Les indanediones (Previscan) sont contre-indiquées pendant l'allaitement. Les coumariniques (Coumadine, Sintrom, Mini-Sintrom) sont « à éviter » (Afssaps 2001), mais il y a peu de données. Le consensus nord-américain considère que l'allaitement n'est pas une contre-indication à la warfarine (Coumadine), cette AVK n'étant pas éliminée sous forme active dans le lait.

Conduite à tenir

Madame D. envisage d'arrêter l'allaitement car elle ne supporte plus les injections quotidiennes d'héparine. Il est souhaitable de trouver une solution pour éviter cet arrêt prématuré. Le pharmacien appelle donc le cardiologue qui suit madame D. Celui-ci est d'accord pour prescrire Coumadine 5 mg, 1 comprimé par jour. En pratique, les injections de Lovenox seront maintenues tant que 2 INR consécutifs à 24 heures ne seront pas dans la zone thérapeutique souhaitée (entre 3 et 4,5).

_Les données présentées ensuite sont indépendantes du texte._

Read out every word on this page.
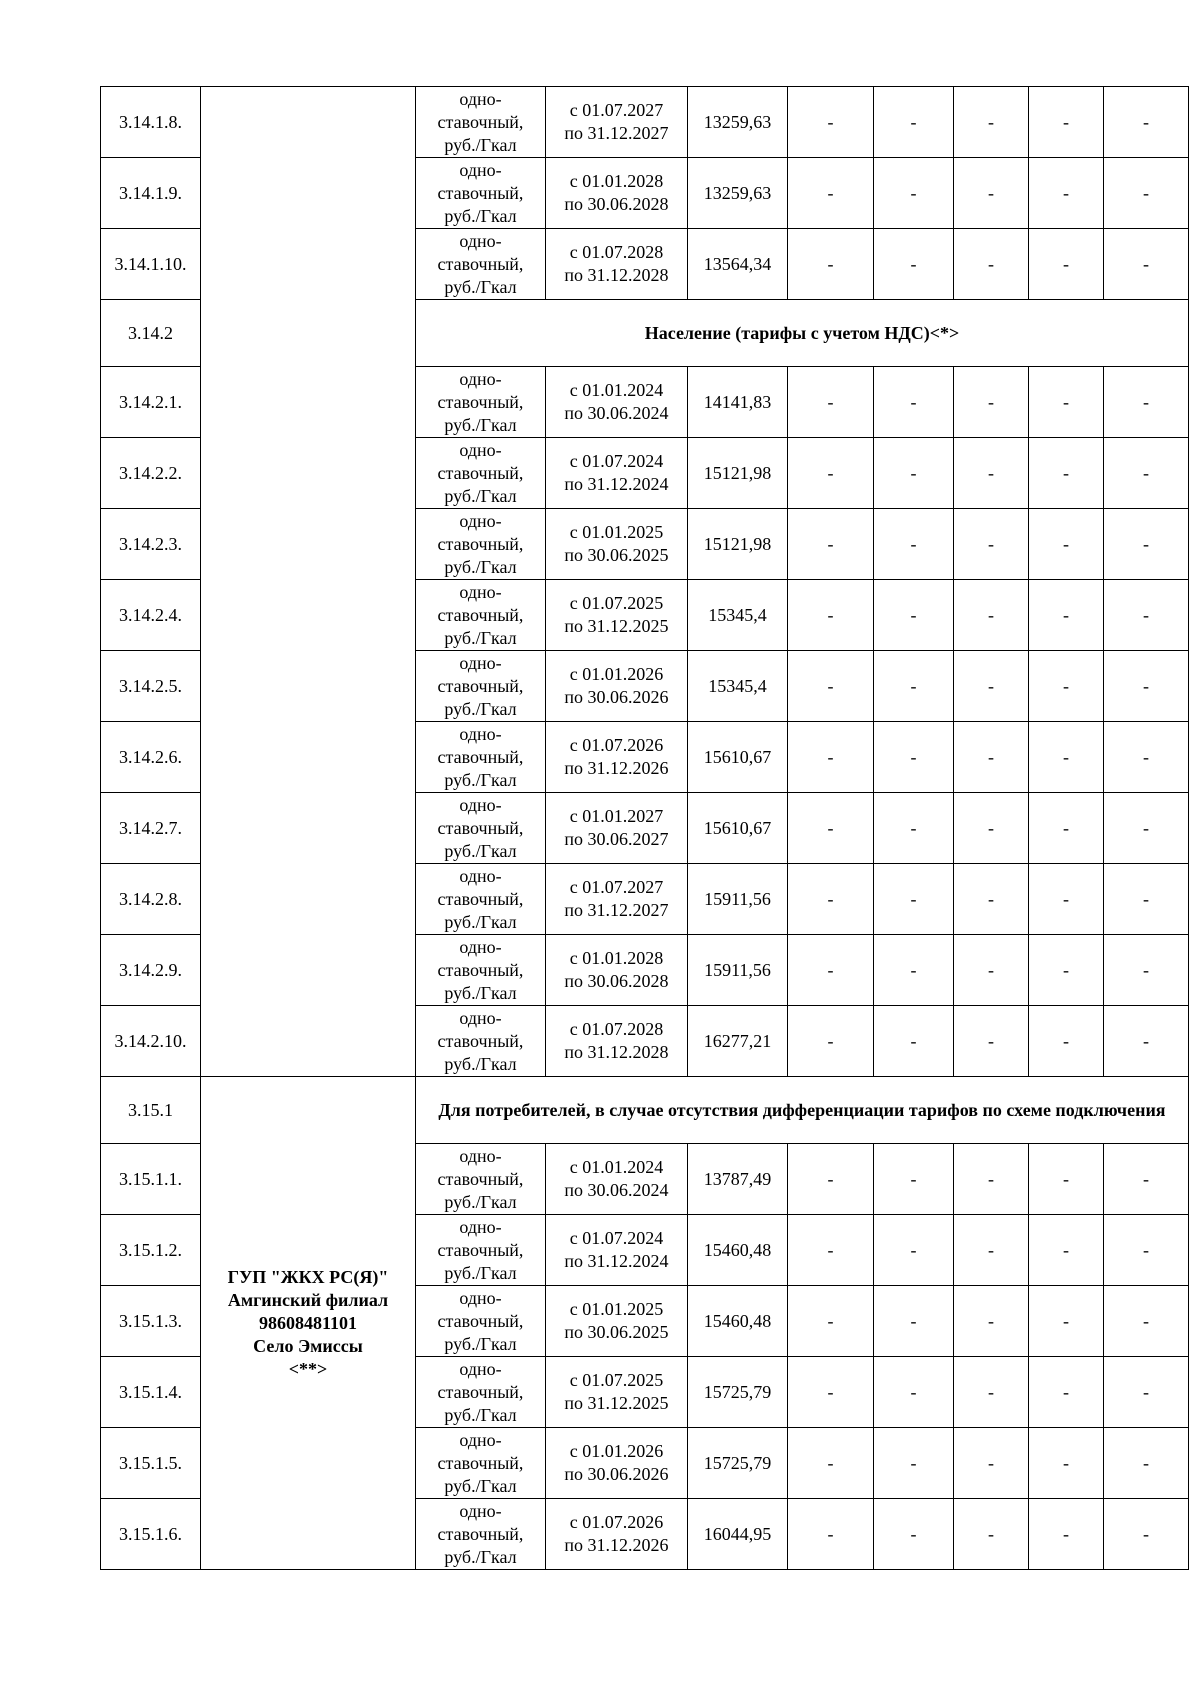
3.14.1.8.		одно-
ставочный,
руб./Гкал	с 01.07.2027
по 31.12.2027	13259,63	-	-	-	-	-
3.14.1.9.		одно-
ставочный,
руб./Гкал	с 01.01.2028
по 30.06.2028	13259,63	-	-	-	-	-
3.14.1.10.		одно-
ставочный,
руб./Гкал	с 01.07.2028
по 31.12.2028	13564,34	-	-	-	-	-
3.14.2		Население (тарифы с учетом НДС)<*>							
3.14.2.1.		одно-
ставочный,
руб./Гкал	с 01.01.2024
по 30.06.2024	14141,83	-	-	-	-	-
3.14.2.2.		одно-
ставочный,
руб./Гкал	с 01.07.2024
по 31.12.2024	15121,98	-	-	-	-	-
3.14.2.3.		одно-
ставочный,
руб./Гкал	с 01.01.2025
по 30.06.2025	15121,98	-	-	-	-	-
3.14.2.4.		одно-
ставочный,
руб./Гкал	с 01.07.2025
по 31.12.2025	15345,4	-	-	-	-	-
3.14.2.5.		одно-
ставочный,
руб./Гкал	с 01.01.2026
по 30.06.2026	15345,4	-	-	-	-	-
3.14.2.6.		одно-
ставочный,
руб./Гкал	с 01.07.2026
по 31.12.2026	15610,67	-	-	-	-	-
3.14.2.7.		одно-
ставочный,
руб./Гкал	с 01.01.2027
по 30.06.2027	15610,67	-	-	-	-	-
3.14.2.8.		одно-
ставочный,
руб./Гкал	с 01.07.2027
по 31.12.2027	15911,56	-	-	-	-	-
3.14.2.9.		одно-
ставочный,
руб./Гкал	с 01.01.2028
по 30.06.2028	15911,56	-	-	-	-	-
3.14.2.10.		одно-
ставочный,
руб./Гкал	с 01.07.2028
по 31.12.2028	16277,21	-	-	-	-	-
3.15.1	ГУП "ЖКХ РС(Я)"
Амгинский филиал
98608481101
Село Эмиссы
<**>	Для потребителей, в случае отсутствия дифференциации тарифов по схеме подключения							
3.15.1.1.		одно-
ставочный,
руб./Гкал	с 01.01.2024
по 30.06.2024	13787,49	-	-	-	-	-
3.15.1.2.		одно-
ставочный,
руб./Гкал	с 01.07.2024
по 31.12.2024	15460,48	-	-	-	-	-
3.15.1.3.		одно-
ставочный,
руб./Гкал	с 01.01.2025
по 30.06.2025	15460,48	-	-	-	-	-
3.15.1.4.		одно-
ставочный,
руб./Гкал	с 01.07.2025
по 31.12.2025	15725,79	-	-	-	-	-
3.15.1.5.		одно-
ставочный,
руб./Гкал	с 01.01.2026
по 30.06.2026	15725,79	-	-	-	-	-
3.15.1.6.		одно-
ставочный,
руб./Гкал	с 01.07.2026
по 31.12.2026	16044,95	-	-	-	-	-
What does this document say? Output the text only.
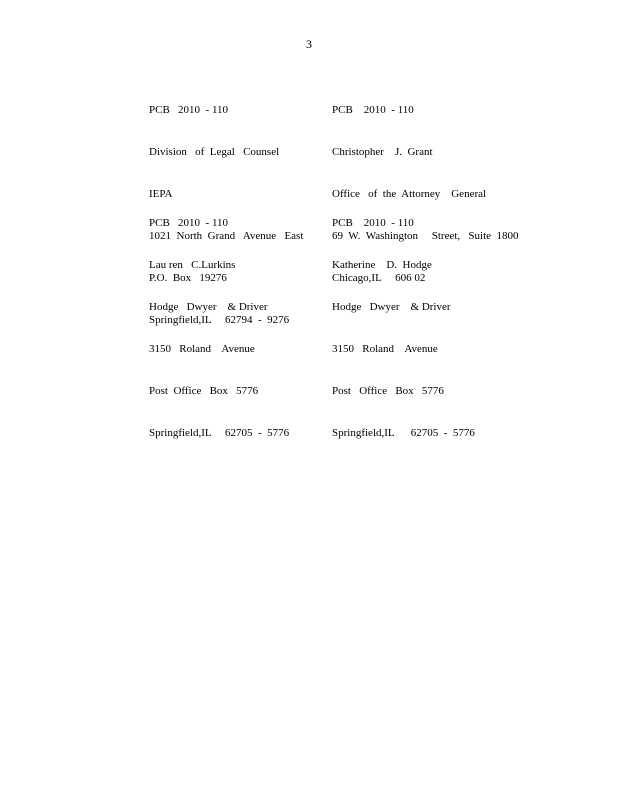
3

PCB   2010  - 110

Division   of  Legal   Counsel

IEPA

1021  North  Grand   Avenue   East

P.O.  Box   19276

Springfield,IL     62794  -  9276

PCB    2010  - 110

Christopher    J.  Grant

Office   of  the  Attorney    General

69  W.  Washington     Street,   Suite  1800

Chicago,IL     606 02

PCB   2010  - 110

Lau ren   C.Lurkins

Hodge   Dwyer    & Driver

3150   Roland    Avenue

Post  Office   Box   5776

Springfield,IL     62705  -  5776

PCB    2010  - 110

Katherine    D.  Hodge

Hodge   Dwyer    & Driver

3150   Roland    Avenue

Post   Office   Box   5776

Springfield,IL      62705  -  5776
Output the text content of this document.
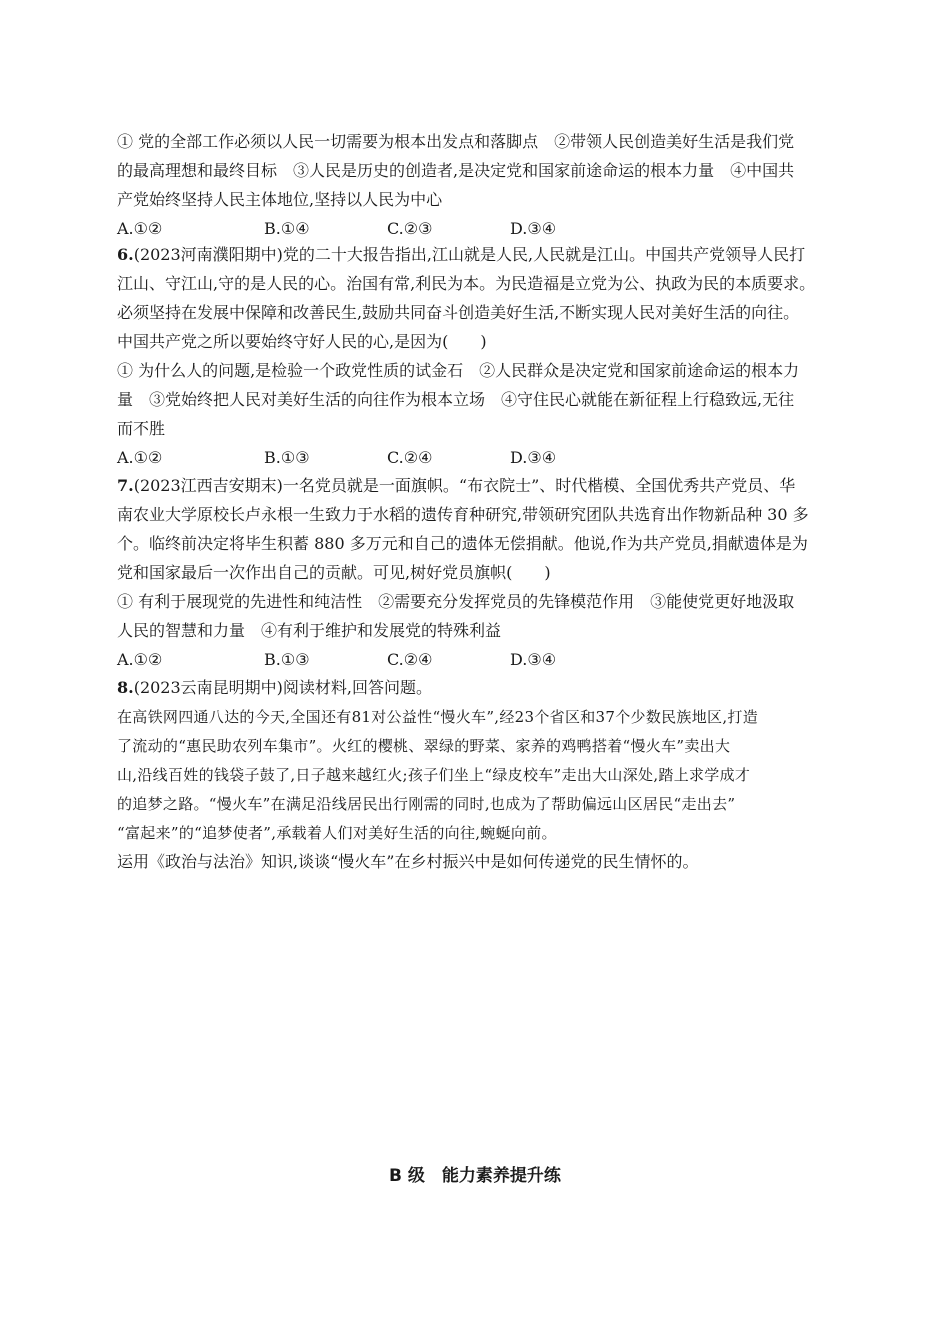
① 党的全部工作必须以人民一切需要为根本出发点和落脚点　②带领人民创造美好生活是我们党
的最高理想和最终目标　③人民是历史的创造者,是决定党和国家前途命运的根本力量　④中国共
产党始终坚持人民主体地位,坚持以人民为中心
A.①②	B.①④	C.②③	D.③④
6.(2023河南濮阳期中)党的二十大报告指出,江山就是人民,人民就是江山。中国共产党领导人民打
江山、守江山,守的是人民的心。治国有常,利民为本。为民造福是立党为公、执政为民的本质要求。
必须坚持在发展中保障和改善民生,鼓励共同奋斗创造美好生活,不断实现人民对美好生活的向往。
中国共产党之所以要始终守好人民的心,是因为(　　)
① 为什么人的问题,是检验一个政党性质的试金石　②人民群众是决定党和国家前途命运的根本力
量　③党始终把人民对美好生活的向往作为根本立场　④守住民心就能在新征程上行稳致远,无往
而不胜
A.①②	B.①③	C.②④	D.③④
7.(2023江西吉安期末)一名党员就是一面旗帜。“布衣院士”、时代楷模、全国优秀共产党员、华
南农业大学原校长卢永根一生致力于水稻的遗传育种研究,带领研究团队共选育出作物新品种 30 多
个。临终前决定将毕生积蓄 880 多万元和自己的遗体无偿捐献。他说,作为共产党员,捐献遗体是为
党和国家最后一次作出自己的贡献。可见,树好党员旗帜(　　)
① 有利于展现党的先进性和纯洁性　②需要充分发挥党员的先锋模范作用　③能使党更好地汲取
人民的智慧和力量　④有利于维护和发展党的特殊利益
A.①②	B.①③	C.②④	D.③④
8.(2023云南昆明期中)阅读材料,回答问题。
在高铁网四通八达的今天,全国还有81对公益性“慢火车”,经23个省区和37个少数民族地区,打造
了流动的“惠民助农列车集市”。火红的樱桃、翠绿的野菜、家养的鸡鸭搭着“慢火车”卖出大
山,沿线百姓的钱袋子鼓了,日子越来越红火;孩子们坐上“绿皮校车”走出大山深处,踏上求学成才
的追梦之路。“慢火车”在满足沿线居民出行刚需的同时,也成为了帮助偏远山区居民“走出去”
“富起来”的“追梦使者”,承载着人们对美好生活的向往,蜿蜒向前。
运用《政治与法治》知识,谈谈“慢火车”在乡村振兴中是如何传递党的民生情怀的。
B 级　能力素养提升练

La pharmacienne insiste sur l'importance de la supplémentation en vitamine K1 du nourrisson durant l'allaitement.

A retenir

En cas d'allaitement, Previscan est contre-indiqué. En France, Sintrom et Coumadine sont classés « à éviter » mais la warfarine (Coumadine) peut éventuellement être utilisée. Il est recommandé de supplémenter le nourrisson en vitamine K.